If it’s not too mentally taxing for you, then I’d like you to try and imagine this scene:

The world is now a desolate wasteland, where tribes of -what used to be- humans ravage the landscapes of once-great cities and landmarks. Countries no longer exist, and rather the remaining people are members of the four tribes spread across the earth.

There’s the Data Scavengers, headed by a cyborg Mark Zuckerberg – more machine than man – who rage war with the Maverick Clan, run by the nefarious Paul brothers who have now merged into a two-headed beast (no one can tell the difference).

Along with them is the Damons; they’re the Matt Damon tribe who are actually pretty nice and finally Joanna Lumley’s clan. Cannibals. Elon Musk lives on Mars with his robot dog.

Yes, the world is a very different place eleven years from now in 2030 but at least the Brexit saga is over, eh guys? Eh?!

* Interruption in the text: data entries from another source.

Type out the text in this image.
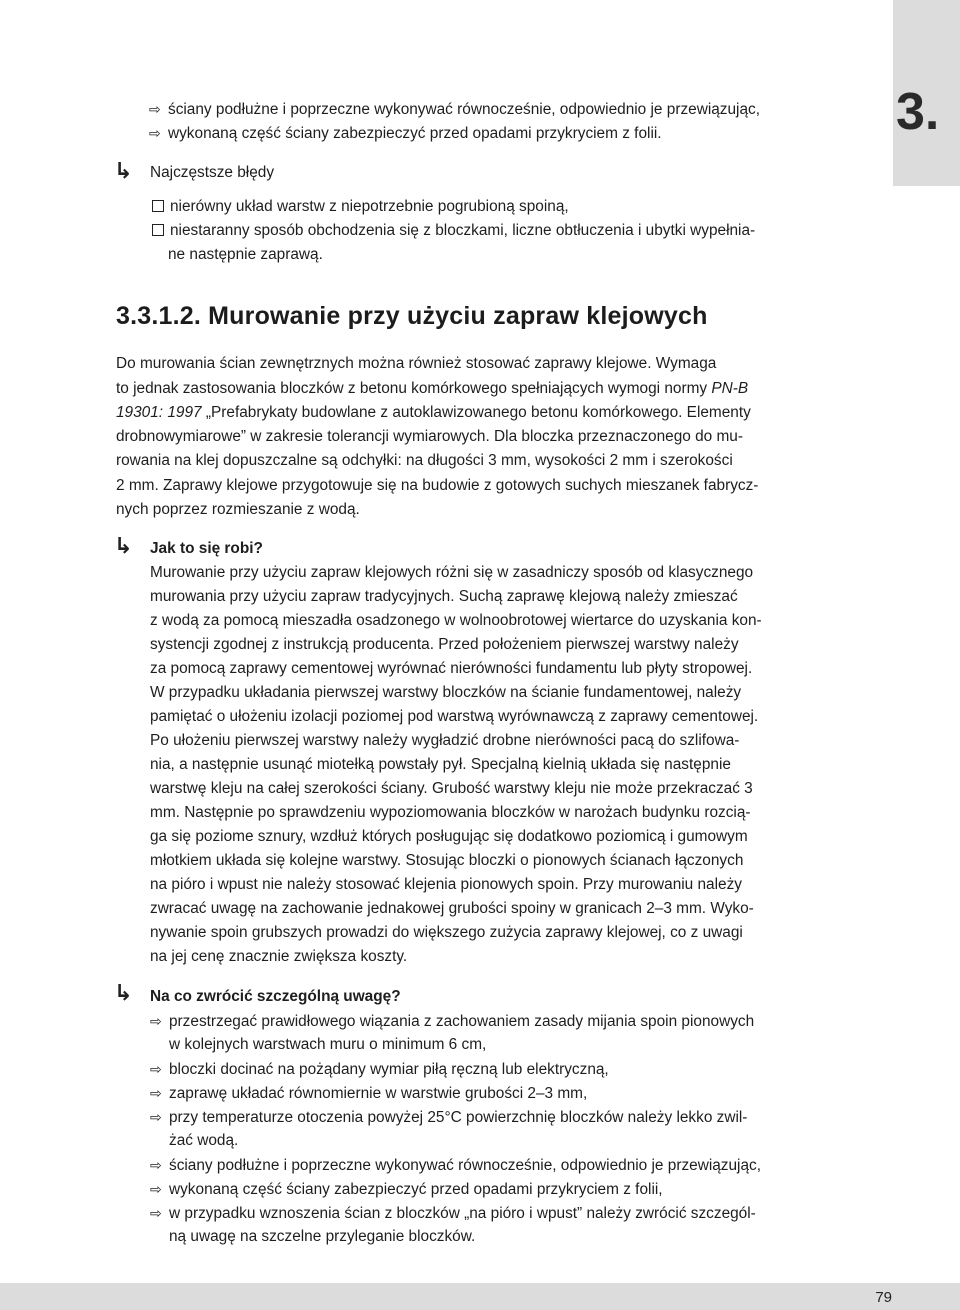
3.
⇨ ściany podłużne i poprzeczne wykonywać równocześnie, odpowiednio je przewiązując,
⇨ wykonaną część ściany zabezpieczyć przed opadami przykryciem z folii.
↳ Najczęstsze błędy
nierówny układ warstw z niepotrzebnie pogrubioną spoiną,
niestaranny sposób obchodzenia się z bloczkami, liczne obtłuczenia i ubytki wypełnia-
ne następnie zaprawą.
3.3.1.2. Murowanie przy użyciu zapraw klejowych
Do murowania ścian zewnętrznych można również stosować zaprawy klejowe. Wymaga
to jednak zastosowania bloczków z betonu komórkowego spełniających wymogi normy PN-B
19301: 1997 „Prefabrykaty budowlane z autoklawizowanego betonu komórkowego. Elementy
drobnowymiarowe” w zakresie tolerancji wymiarowych. Dla bloczka przeznaczonego do mu-
rowania na klej dopuszczalne są odchyłki: na długości 3 mm, wysokości 2 mm i szerokości
2 mm. Zaprawy klejowe przygotowuje się na budowie z gotowych suchych mieszanek fabrycz-
nych poprzez rozmieszanie z wodą.
↳ Jak to się robi?
Murowanie przy użyciu zapraw klejowych różni się w zasadniczy sposób od klasycznego
murowania przy użyciu zapraw tradycyjnych. Suchą zaprawę klejową należy zmieszać
z wodą za pomocą mieszadła osadzonego w wolnoobrotowej wiertarce do uzyskania kon-
systencji zgodnej z instrukcją producenta. Przed położeniem pierwszej warstwy należy
za pomocą zaprawy cementowej wyrównać nierówności fundamentu lub płyty stropowej.
W przypadku układania pierwszej warstwy bloczków na ścianie fundamentowej, należy
pamiętać o ułożeniu izolacji poziomej pod warstwą wyrównawczą z zaprawy cementowej.
Po ułożeniu pierwszej warstwy należy wygładzić drobne nierówności pacą do szlifowa-
nia, a następnie usunąć miotełką powstały pył. Specjalną kielnią układa się następnie
warstwę kleju na całej szerokości ściany. Grubość warstwy kleju nie może przekraczać 3
mm. Następnie po sprawdzeniu wypoziomowania bloczków w narożach budynku rozcią-
ga się poziome sznury, wzdłuż których posługując się dodatkowo poziomicą i gumowym
młotkiem układa się kolejne warstwy. Stosując bloczki o pionowych ścianach łączonych
na pióro i wpust nie należy stosować klejenia pionowych spoin. Przy murowaniu należy
zwracać uwagę na zachowanie jednakowej grubości spoiny w granicach 2–3 mm. Wyko-
nywanie spoin grubszych prowadzi do większego zużycia zaprawy klejowej, co z uwagi
na jej cenę znacznie zwiększa koszty.
↳ Na co zwrócić szczególną uwagę?
⇨ przestrzegać prawidłowego wiązania z zachowaniem zasady mijania spoin pionowych
w kolejnych warstwach muru o minimum 6 cm,
⇨ bloczki docinać na pożądany wymiar piłą ręczną lub elektryczną,
⇨ zaprawę układać równomiernie w warstwie grubości 2–3 mm,
⇨ przy temperaturze otoczenia powyżej 25°C powierzchnię bloczków należy lekko zwil-
żać wodą.
⇨ ściany podłużne i poprzeczne wykonywać równocześnie, odpowiednio je przewiązując,
⇨ wykonaną część ściany zabezpieczyć przed opadami przykryciem z folii,
⇨ w przypadku wznoszenia ścian z bloczków „na pióro i wpust” należy zwrócić szczegól-
ną uwagę na szczelne przyleganie bloczków.
79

This comes after Noah, a man who claims to be a time-traveller from the year 2030, has appeared in quaint little 2019 with a message about the future of Brexit, which is rather timely. It’s almost as if future-man didn’t have the foresight to say anything before the referendum was announced?

Watch the video that’s, weirdly, on the ApexTV YouTube channel…

He introduces himself as “Noah the time-traveller” and let’s us know that 2030 is “in fact” eleven years from now, which is very handy. He lists a number of countries in Europe for some reason and assures us that after Brexit, the UK rejoins the European Union as part of a superstate which shares an unnamed currency with most of the rest of the world.

Noah assures us that the UK acts as a district of the superstate but neglects to say whether or not we’re self-governed or in fact share any of the technicalities. He does, though, say “actually” a lot.

“In the future, there’s also global warming taking over mostly everywhere,” he continues. It’s almost as if you could call it global? Warming on a global scale… global warming.

Something about a chip that you can put in your brain that expands your brain function six times? He clearly forgot his because when telling us about global warming, he says “I don’t know what to tell you… you guys need to do something about it now”.

Aliens in the UK in 2028, which is fun. He says he can’t tell us where because of “paradoxes” but he then says “they actually meet with the Prime Minister at the time,” so I’m going to assume London. As a twist, they bring peace and prosperity with them.

He says more but honestly, honestly, I can’t be bothered to type it out.

Most of the people from ApexTV seem to disagree about what’s going to happen in the future but they’ll probably tell you that that’s down to people changing the future after seeing the videos but I’m beginning to doubt that.

It’s only eleven years from now. This guy must be out there somewhere now, both his present and future self. Someone find him and make them meet.